Friedrichshafen / sz - Mit einem ungewöhnlichen Fall beschäftigt sich am Mittwoch ab 9.30 Uhr das Landgericht Ravensburg. Eine junge Frau muss sich dort wegen des Vorwurfs des versuchten Totschlags verantworten. Sie soll im Januar 2014 in selbstmörderischer Absicht mit ihrem Auto in den Gegenverkehr gerast sein.
Der Unfall, den die Ravensburger Jugendschwurgerichtskammer aufarbeiten muss, ereignete sich am Abend des 28. Januar 2014. Aus Richtung Ailingen kommend zieht eine 20-Jährige kurz vor dem Ortseingang Kehlen mit ihrem Auto hinüber auf die andere Straßenseite. Auf dem Tacho hat sie, so wird es später der Gutachter berechnen, zwischen 80 und 95 Stundenkilomter. Nahezu frontal stößt sie zusammen mit einem entgegenkommenden Auto. Sowohl die Unfallverursacherin als auch der Fahrer des anderen Autos werden lebensgefährlich verletzt.

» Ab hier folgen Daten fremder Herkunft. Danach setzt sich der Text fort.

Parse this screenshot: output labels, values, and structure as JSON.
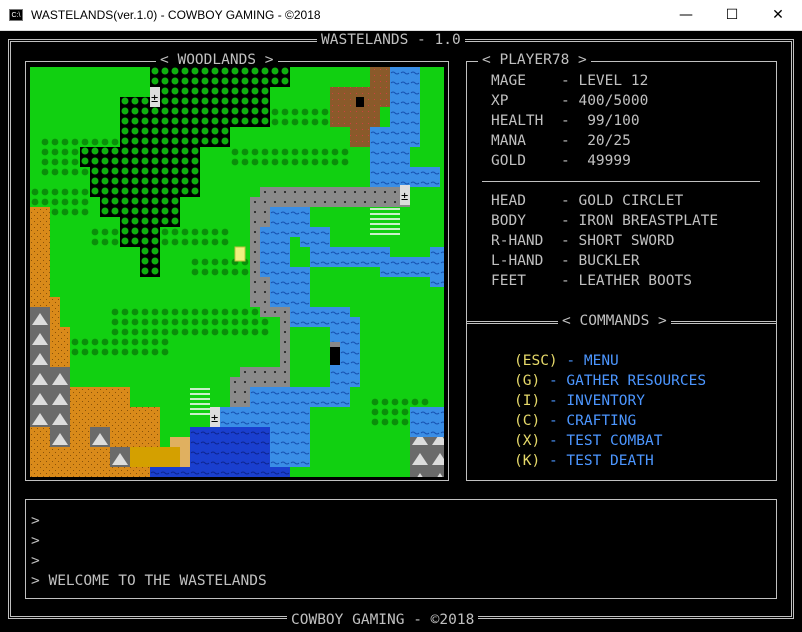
{
  "window": {
    "title": "WASTELANDS(ver.1.0) - COWBOY GAMING - ©2018",
    "icon_text": "C:\\",
    "minimize": "—",
    "maximize": "☐",
    "close": "✕"
  },
  "header": {
    "title": "WASTELANDS - 1.0"
  },
  "footer": {
    "text": "COWBOY GAMING - ©2018"
  },
  "map": {
    "label": "< WOODLANDS >"
  },
  "player": {
    "label": "< PLAYER78 >",
    "stats": [
      {
        "name": "MAGE",
        "value": "LEVEL 12"
      },
      {
        "name": "XP",
        "value": "400/5000"
      },
      {
        "name": "HEALTH",
        "value": " 99/100"
      },
      {
        "name": "MANA",
        "value": " 20/25"
      },
      {
        "name": "GOLD",
        "value": " 49999"
      }
    ],
    "equipment": [
      {
        "slot": "HEAD",
        "item": "GOLD CIRCLET"
      },
      {
        "slot": "BODY",
        "item": "IRON BREASTPLATE"
      },
      {
        "slot": "R-HAND",
        "item": "SHORT SWORD"
      },
      {
        "slot": "L-HAND",
        "item": "BUCKLER"
      },
      {
        "slot": "FEET",
        "item": "LEATHER BOOTS"
      }
    ]
  },
  "commands": {
    "label": "< COMMANDS >",
    "items": [
      {
        "key": "(ESC)",
        "label": "MENU"
      },
      {
        "key": "(G)",
        "label": "GATHER RESOURCES"
      },
      {
        "key": "(I)",
        "label": "INVENTORY"
      },
      {
        "key": "(C)",
        "label": "CRAFTING"
      },
      {
        "key": "(X)",
        "label": "TEST COMBAT"
      },
      {
        "key": "(K)",
        "label": "TEST DEATH"
      }
    ]
  },
  "log": {
    "prompt": ">",
    "lines": [
      "",
      "",
      "",
      "WELCOME TO THE WASTELANDS"
    ]
  },
  "colors": {
    "grass": "#11d011",
    "forest": "#000000",
    "water": "#3a8ee6",
    "road": "#8a8a8a",
    "sand": "#d98a1a",
    "mountain": "#6a6a6a",
    "key": "#e6d96a",
    "command": "#4c96ff"
  },
  "icons": {
    "window": "console-icon",
    "player_marker": "player-marker-icon",
    "town": "town-icon"
  }
}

Die Staatsanwalt Ravensburg geht davon aus, dass die junge Frau ihr Auto mit Absicht in den Gegenverkehr gelenkt hat. Warum? Weil sowohl das Unfallgeschehen als auch die Verhaltensweise der Angeklagten Indizien für diese Annahme sprechen. "Es gibt keinen ersichtlichen Grund, warum die Frau auf die Gegenfahrbahn kam", erklärt Karl-Josef Diehl, Sprecher der Staatsanwaltschaft. "Die Strecke ist schnurgerade, das Fahrzeug hatte keinen technischen Mangel." Genährt wird der Verdacht eines versuchten Selbstmords auch durch den Umstand, dass die 20-Jährige nicht angegurtet war. Ihre Einträge in sozialen Medien wie Facebook oder Whats-App-Nachrichten im Vorfeld des Unfalls deuten laut Diehl ebenfalls darauf hin, dass sie "Abschied nehmen wollte".
Wenn das ihr Plan war, wollte sie aber möglicherweise nicht alleine gehen. In der Sprache der Juristen ausgedrückt, nahm sie "billigend in Kauf, dass ein anderer zu Tode kommt". Deshalb, betont Diehl, laute die Anklage auf versuchten Totschlag. Der Strafrahmen dafür bewegt sich zwischen zwei und zehn Jahren Gefängnis. Ob bei der Angeklagten Jugend- oder Erwachsenenstrafrecht angewendet wird, wird das Gericht im Laufe der Verhandlung klären.